Bu iyi bir başlangıç, diye düşündü albay.
"Şerefe" dedi canlı bir tonda, bir yudum alarak.
"Bu akşam muhteşem göründüğünü söylemeliyim Elisa," dedi albay, misafirini baştan aşağı süzerek."
"Sen de fena görünmüyorsun. Bir üniformanın cazibesi olabilir, ama sizi böyle tercih ederim." dedi, şeytani bir şekilde gülümsedi ve başını bir tarafa eğdi.
Biraz utanan Jack, dikkatini elindeki camın içindekilere çevirdi. Bir süre ona baktı, sonra da hepsini tek seferde yuvarladı.
"Masamıza gidelim mi?"
"İyi fikir" diye haykırdı Elisa. "Açlıktan ölüyorum."

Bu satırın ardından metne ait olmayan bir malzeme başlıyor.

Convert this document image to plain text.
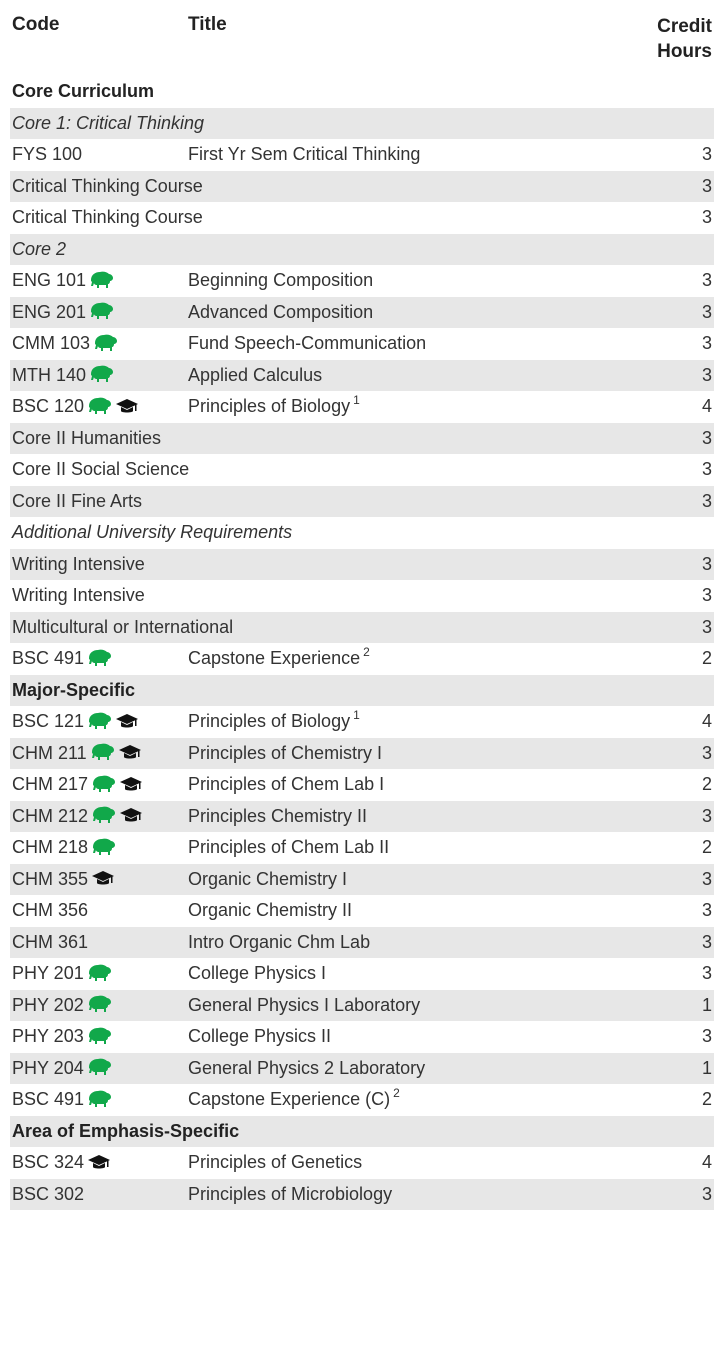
Code	Title	Credit
Hours
Core Curriculum
Core 1: Critical Thinking
FYS 100	First Yr Sem Critical Thinking	3
Critical Thinking Course	3
Critical Thinking Course	3
Core 2
ENG 101	Beginning Composition	3
ENG 201	Advanced Composition	3
CMM 103	Fund Speech-Communication	3
MTH 140	Applied Calculus	3
BSC 120	Principles of Biology $^1$	4
Core II Humanities	3
Core II Social Science	3
Core II Fine Arts	3
Additional University Requirements
Writing Intensive	3
Writing Intensive	3
Multicultural or International	3
BSC 491	Capstone Experience $^2$	2
Major-Specific
BSC 121	Principles of Biology $^1$	4
CHM 211	Principles of Chemistry I	3
CHM 217	Principles of Chem Lab I	2
CHM 212	Principles Chemistry II	3
CHM 218	Principles of Chem Lab II	2
CHM 355	Organic Chemistry I	3
CHM 356	Organic Chemistry II	3
CHM 361	Intro Organic Chm Lab	3
PHY 201	College Physics I	3
PHY 202	General Physics I Laboratory	1
PHY 203	College Physics II	3
PHY 204	General Physics 2 Laboratory	1
BSC 491	Capstone Experience (C) $^2$	2
Area of Emphasis-Specific
BSC 324	Principles of Genetics	4
BSC 302	Principles of Microbiology	3
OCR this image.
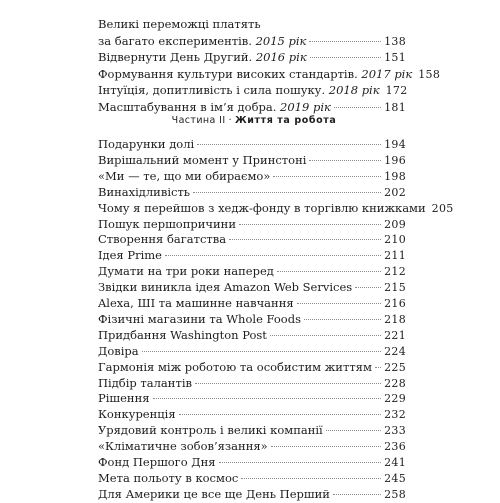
Великі переможці платять
за багато експериментів. 2015 рік	138
Відвернути День Другий. 2016 рік	151
Формування культури високих стандартів. 2017 рік 158
Інтуїція, допитливість і сила пошуку. 2018 рік 172
Масштабування в ім’я добра. 2019 рік	181
Подарунки долі	194
Вирішальний момент у Принстоні	196
«Ми — те, що ми обираємо»	198
Винахідливість	202
Чому я перейшов з хедж-фонду в торгівлю книжками 205
Пошук першопричини	209
Створення багатства	210
Ідея Prime	211
Думати на три роки наперед	212
Звідки виникла ідея Amazon Web Services	215
Alexa, ШІ та машинне навчання	216
Фізичні магазини та Whole Foods	218
Придбання Washington Post	221
Довіра	224
Гармонія між роботою та особистим життям 225
Підбір талантів	228
Рішення	229
Конкуренція	232
Урядовий контроль і великі компанії	233
«Кліматичне зобов’язання»	236
Фонд Першого Дня	241
Мета польоту в космос	245
Для Америки це все ще День Перший	258
Частина II · Життя та робота
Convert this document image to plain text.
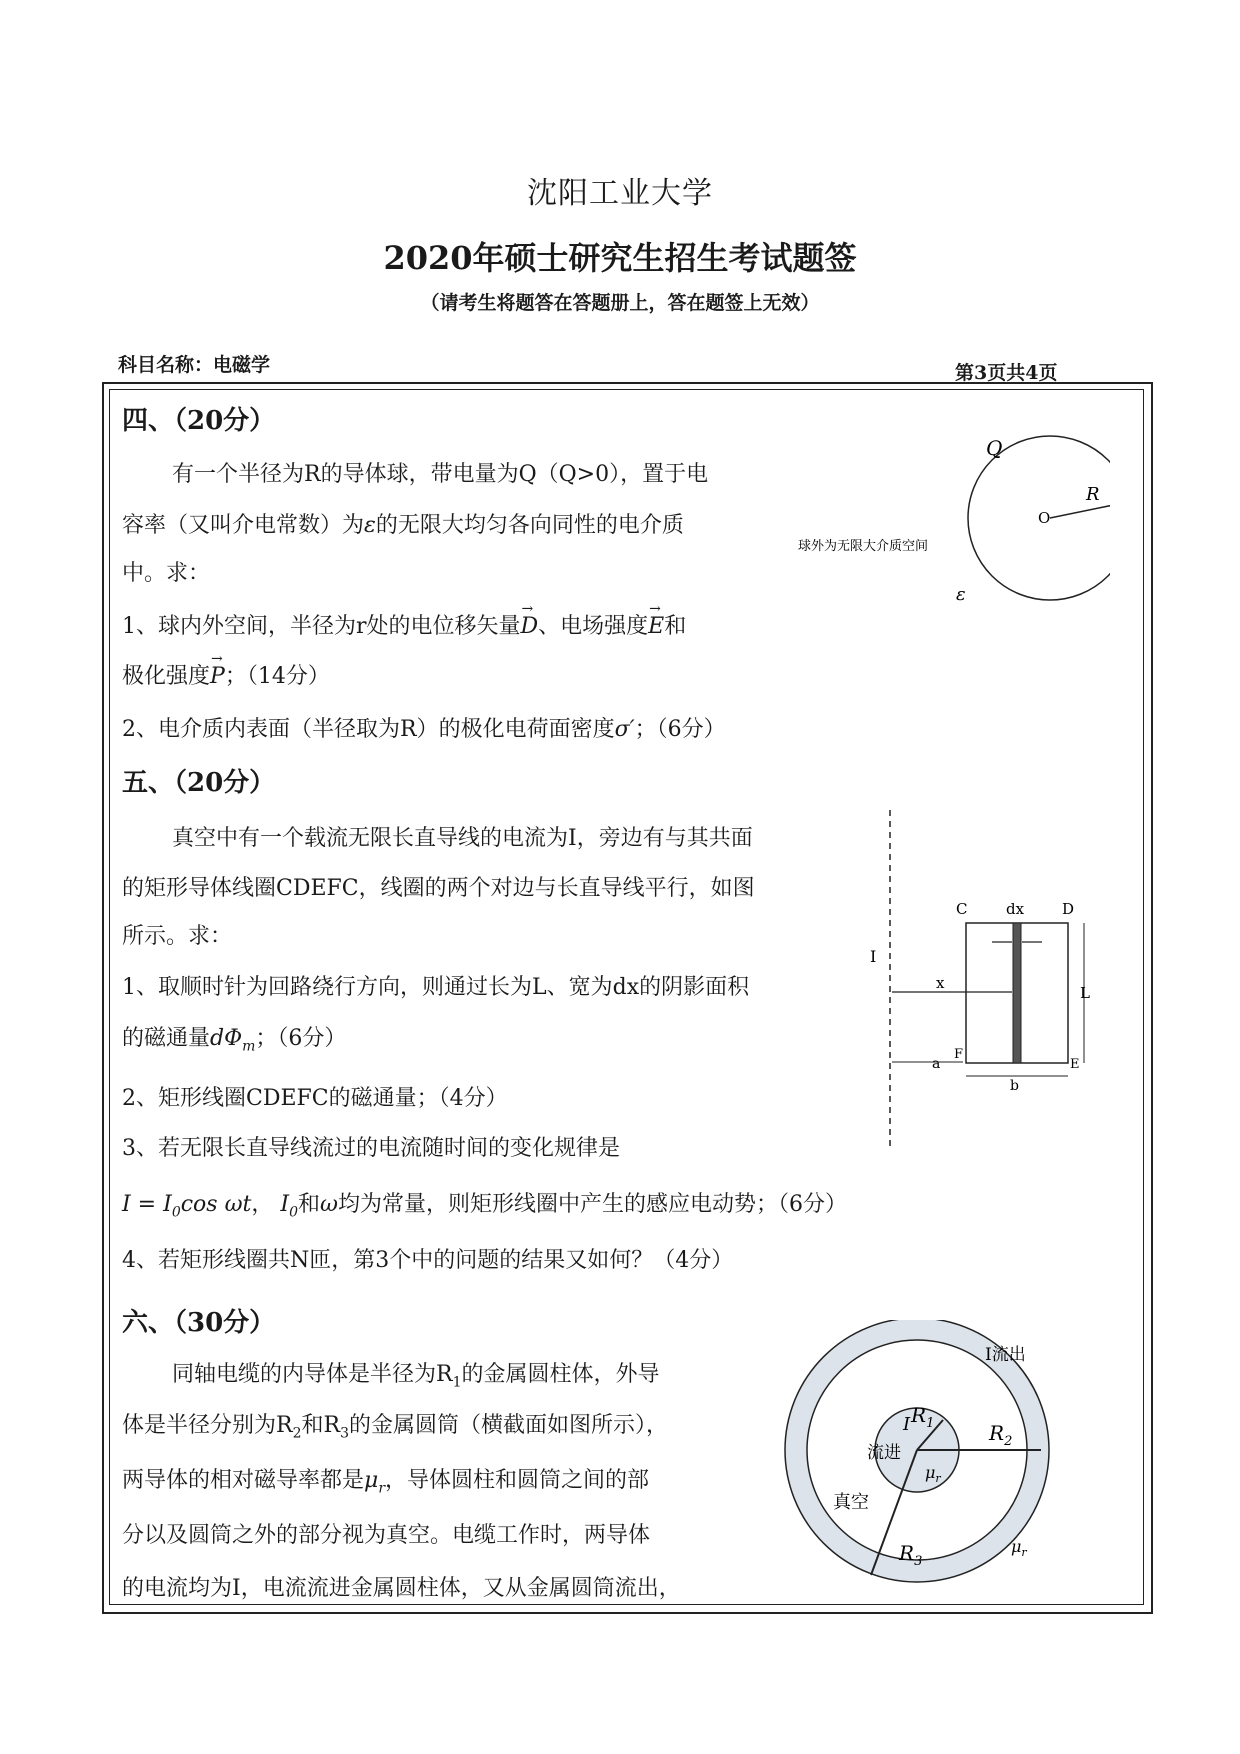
沈阳工业大学
2020年硕士研究生招生考试题签
（请考生将题答在答题册上，答在题签上无效）
科目名称：电磁学	第3页共4页
四、（20分）
有一个半径为R的导体球，带电量为Q（Q>0），置于电
容率（又叫介电常数）为ε的无限大均匀各向同性的电介质
中。求：
1、球内外空间，半径为r处的电位移矢量→ D、电场强度→ E和
极化强度→ P；（14分）
2、电介质内表面（半径取为R）的极化电荷面密度σ′；（6分）
Q
R
O
球外为无限大介质空间
ε
五、（20分）
真空中有一个载流无限长直导线的电流为I，旁边有与其共面
的矩形导体线圈CDEFC，线圈的两个对边与长直导线平行，如图
所示。求：
1、取顺时针为回路绕行方向，则通过长为L、宽为dx的阴影面积
的磁通量$d\Phi_m$；（6分）
2、矩形线圈CDEFC的磁通量；（4分）
3、若无限长直导线流过的电流随时间的变化规律是
$I = I_0\cos$ ωt， $I_0$和ω均为常量，则矩形线圈中产生的感应电动势；（6分）
4、若矩形线圈共N匝，第3个中的问题的结果又如何？（4分）
C	dx	D
I
x
L
a
F
b
E
六、（30分）
同轴电缆的内导体是半径为$R_1$的金属圆柱体，外导
体是半径分别为$R_2$和$R_3$的金属圆筒（横截面如图所示），
两导体的相对磁导率都是$\mu_r$，导体圆柱和圆筒之间的部
分以及圆筒之外的部分视为真空。电缆工作时，两导体
的电流均为I，电流流进金属圆柱体，又从金属圆筒流出，
I流出
$R_1$	$R_2$
$R_3$
I
流进
$\mu_r$
真空
$\mu_r$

"Evin spesiyalini sipariş ettim. Umarım beğenirsiniz."
"Sakın onları Masgouf pişirmeye ikna ettiğini söyleme!" dedi şaşkınca, güzel yeşil gözlerini olabildiğince genişleterek fal taşı gibi açarak. "Yılın bu zamanında kaplan mersin balığını bulmak neredeyse imkansız."
"Senin gibi bir misafir en iyisine layık," dedi albay kendini beğenmiş bir şekilde, seçiminin iyi gittiğini görünce. Sağ elini kibarca uzattı ve onu takip etmesi için davet etti. Yine aynı yaramaz gülümsemeyle, onu masaya götürmesine izin verdi.
Mekan, bölgeye özgü bir tarzda çekici bir şekilde dekore edilmişti. Aydınlatma sıcak ve hafifti ve tavandan uzanan devasa perdeler neredeyse duvarları kaplıyordu. Eslimi Toranjdar tasarımlı büyük bir halı neredeyse tüm katı kaplarken, diğer küçük halılar odanın tüm kenarlarını çerçeveliyordu. Aslında, geleneğe göre yemek yerdeki yumuşak, rahat minderlerde uzanarak tüketilmeliydi, ancak tipik bir batılı olarak albay daha "normal" bir masa tercih etmişti. Bu bile dikkatlice dizayn edilmişti, masa örtüsü için seçilen renkler binanın geri kalanına mükemmel bir şekilde uyuyordu. Arka planda Maqsum4’lu bir Darbuka'nın bir Ud5’a eşlik ettiği müzik, odayı hafifçe kaplamıştı.
Mükemmel bir akşam.
Uzun boylu, ince bir garson onlara kibarca yaklaştı ve bir reverans ile onları oturmaya davet etti. Albay, Elisa'nın sandalyesini düzenlemeye odaklanmıştı ve onun oturmasına yardımcı olduktan sonra, kravatını tabağa değdirmemeye özen göstererek onun karşısına oturdu.